A fotógrafa Paola Ferreira, 21, conta que os xingamentos lesbofóbicos chegaram na vida dela antes de se reconhecer como uma mulher lésbica: “Infelizmente, já passei por algumas situações assim e já vi muitas amigas passarem também. Mas algo que me marcou muito foram comentários na minha infância dizendo que eu era ‘maria-macho’ acompanhados por caretas, só pelo fato de eu gostar de brincadeiras e vestimentas socialmente ditas masculinas”, afirma Paola.

Isso fez com que ela parasse de usar as roupas que gostava por um tempo para se proteger. Até as brincadeiras que praticava quando criança ela abdicou para não ser mais alvo.

Sapatão, sapatona, fancha, caminhoneira, maria-macho, mulher-homem, machona e tantos outros termos foram usados, e ainda são, para estigmatizar mulheres lésbicas. Porém, graças ao movimento lésbico brasileiro, muitos deles foram reapropriados pela própria comunidade.

“Eu só fui ter noção que os termos, principalmente sapatão, foi ressignificado e que para nós, sapatonas, ele não é um xingamento quando eu entrei de fato no movimento de mulheres lésbicas”, completa Michele, que também coordena a área de política nacional na Articulação Brasileira de Lésbicas (ABL) e é diretora-executiva do Grupo de Mulheres Felipa de Sousa e Instituto Brasileiro de Lésbicas.

Ressignificados internamente, os termos só devem ser  usados entre as mulheres lésbicas. A partir do momento que uma pessoa que não faça parte da comunidade lésbica use, sobretudo com um teor negativo, vira uma violência verbal lesbofóbica, mesmo que seja uma pessoa que faça parte de outra letra da sigla GBTQ+ (gays, bis, transgêneros e queer).

Assim como Michele, Paola também só percebeu que os termos usados como xingamentos foram ressignificados quando começou a seguir mulheres lésbicas nas redes sociais e consumir conteúdos lésbicos/sáficos.

“Eu vi algumas mulheres que tinham a aparência que eu gostaria de ter usando termos como ‘desfem’ [que significa desfeminilizada], e percebi que realmente há alguns termos que são muito pejorativos, como ‘maria-macho’, ‘bofinho’, entre outros. Estes são termos ruins, pois associam as mulheres lésbicas a homens, e nós não queremos isso, apenas não queremos performar feminilidade.

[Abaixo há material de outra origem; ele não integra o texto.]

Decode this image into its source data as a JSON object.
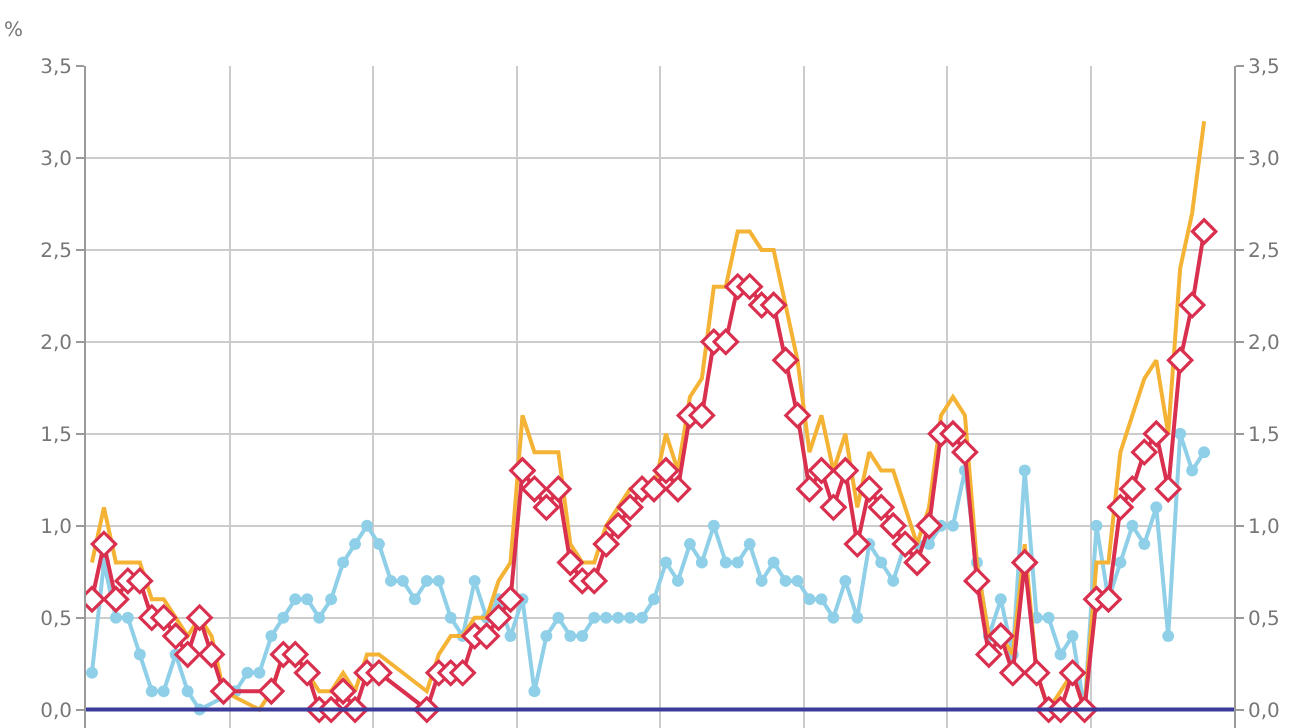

Termos como ‘desfem’ caem muito melhor para nós”, completa Paola, que enfatiza também que existe alguns termos que são sempre dirigidos às mulheres lésbicas, sobretudo as não femininas: “Dificilmente é dito de uma forma agradável por pessoas de outras orientações sexuais”.

Os termos “desfem” e “fem” buscam retratar as mulheres lésbicas "femininas” e as "não femininas”. Paola se afirma como uma mulher lésbica desfem, já Michele reconhece que nunca foi vista como uma mulher lésbica dentro dos padrões sociais; por isso, abarca o lado fem. “Como eu não performo o que eles acham que é o padrão do que é ser lésbica, eu tenho a dita passibilidade”.

A estigmatização entre as mulheres lésbicas fem e desfem também ganha pesos diferentes. Como Paola já performava uma certa fuga da feminilidade, essas violências lesbofóbicas disfarçadas de piadas atravessaram a vida dela mais cedo.

“Era sempre associando a forma como eu me vestia e na maioria das vezes de uma forma ruim. Eu me retraí por muito tempo, porque não queria ser algo ruim como insinuavam. E só quando eu cresci que percebi que gostar de outra mulher não era algo ruim, que é algo lindo, normal, natural e que eu só seria feliz com uma. Foi quando comecei a me aceitar.”

Já Michele conta que percebeu sua sexualidade por meio de uma amizade próxima que teve com uma amiga. Ela pôde ter seu momento de descoberta de maneira mais íntima e sem atravessamentos das violências lesbofóbicas. Todavia, seja uma desfem ou fem, todas são vítimas de um ideal heteronormativo que não contempla as vivências lésbicas.

“Quando uma menina muito feminina diz que é lésbica, as pessoas sempre vão esperar que ela apareça com um homem a qualquer momento e sempre invalidam a sexualidade dela. Já as mulheres não femininas, as pessoas sempre vão ter a expectativa de que ela assuma o papel de um homem dentro da relação, assim como as relações heteronormativas, que somente ela faça as coisas sexuais, que ela leve flores, compre presente, abra a porta do carro etc”, completa Paola.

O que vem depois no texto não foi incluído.